On reading ‘A Tale Of Two Cities’, my general impression is that the French chapters are a lot more interesting to read. I prefer the chapters set in France because they are much more exciting and I am carried away by the novel whereas I found, that in the English chapters, they were all about Lucie and her undying love for her father and husband. This was, quite frankly, tedious and a waste of Dickens’ effort to put some sentiment into these chapters which are set in London, a long way from the action in Paris. However, Dickens does need to put some sentiment into his book(perhaps he showed a little too much)to give reasons for the characters’ actions. I much prefer Dickens when he manages to move you by the sad death of somebody such as Nancy in ‘Oliver Twist’ or indeed Sydney Carton in ‘A Tale of Two Cities.’ This particular sentence illustrates my point very well.

“It is a far, far better thing that I do, than I have ever done; it is a far, far better rest that I go to than I have ever known.”

I felt much sadder when I read these words than Dickens’ paragraphs about angels. I think nowadays people are more inclined to pass over those sentiments and read on because, to us, they sound ridiculous and the symbolic nature of these words is lost.

“Thus, the rustling of an Angel’s wings got blended with the other echoes, and they were not wholly of this earth, but had them in that breath of Heaven. Sighs of the winds that blew over the little garden tomb were mingled with them also, and both were audible to Lucie.”

When the chapters set in France are read, they make me feel as though I am with the characters, in the midst of the revolution, thinking their thoughts, walking through the streets of Paris with them.

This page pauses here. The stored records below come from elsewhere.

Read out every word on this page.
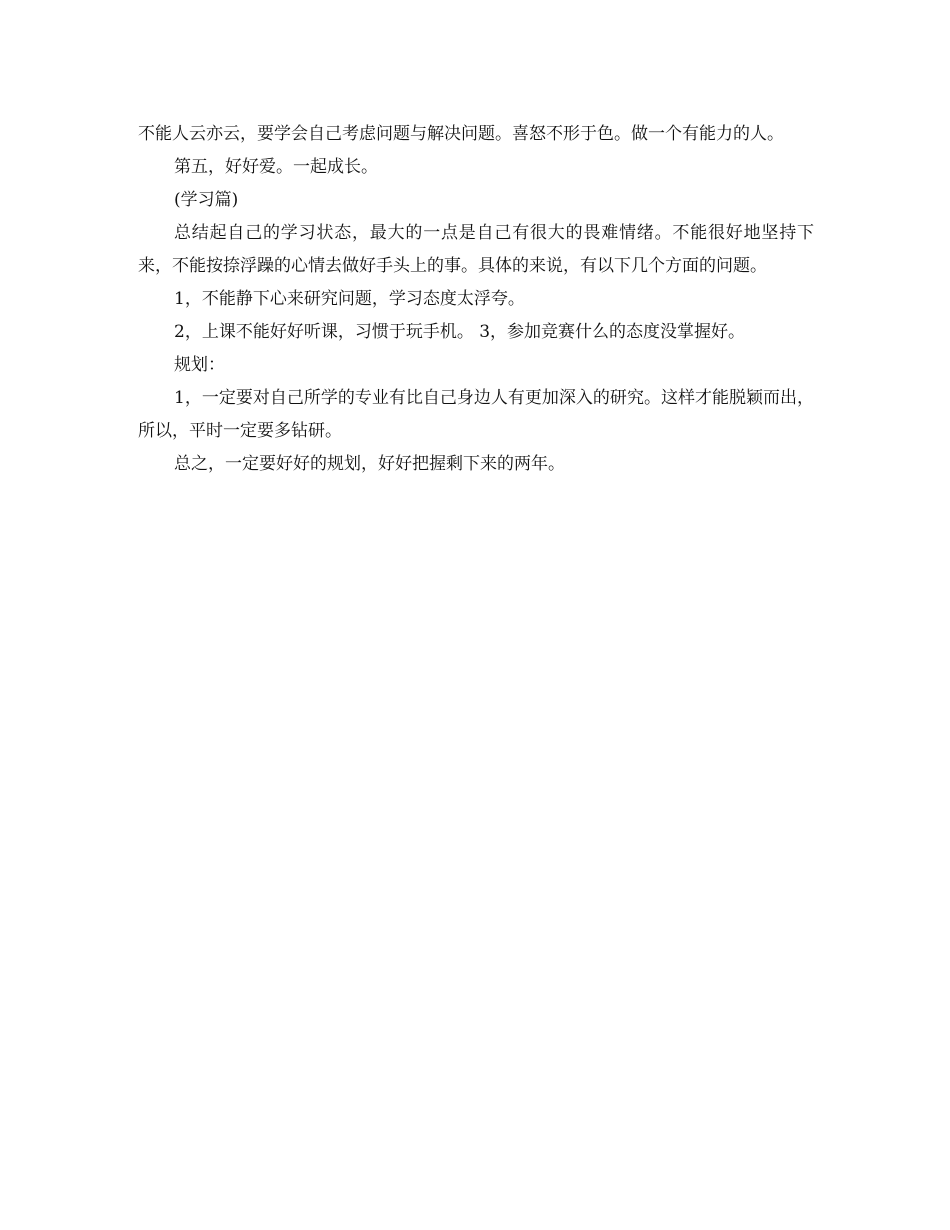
不能人云亦云，要学会自己考虑问题与解决问题。喜怒不形于色。做一个有能力的人。

第五，好好爱。一起成长。

(学习篇)

总结起自己的学习状态，最大的一点是自己有很大的畏难情绪。不能很好地坚持下来，不能按捺浮躁的心情去做好手头上的事。具体的来说，有以下几个方面的问题。

1，不能静下心来研究问题，学习态度太浮夸。

2，上课不能好好听课，习惯于玩手机。 3，参加竞赛什么的态度没掌握好。

规划：

1，一定要对自己所学的专业有比自己身边人有更加深入的研究。这样才能脱颖而出，所以，平时一定要多钻研。

总之，一定要好好的规划，好好把握剩下来的两年。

I see the same people, who scare you with their dancing and howls. One such example is The Carmagnole, the Revolutionaries who dance through the streets wailing and screaming, thirsty for the blood of the aristocrats.

“They danced to the popular Revolution song, keeping a ferocious time that was like the gnashing of teeth in unison. Men and women danced together, women danced together, men danced together, as hazard brought them together.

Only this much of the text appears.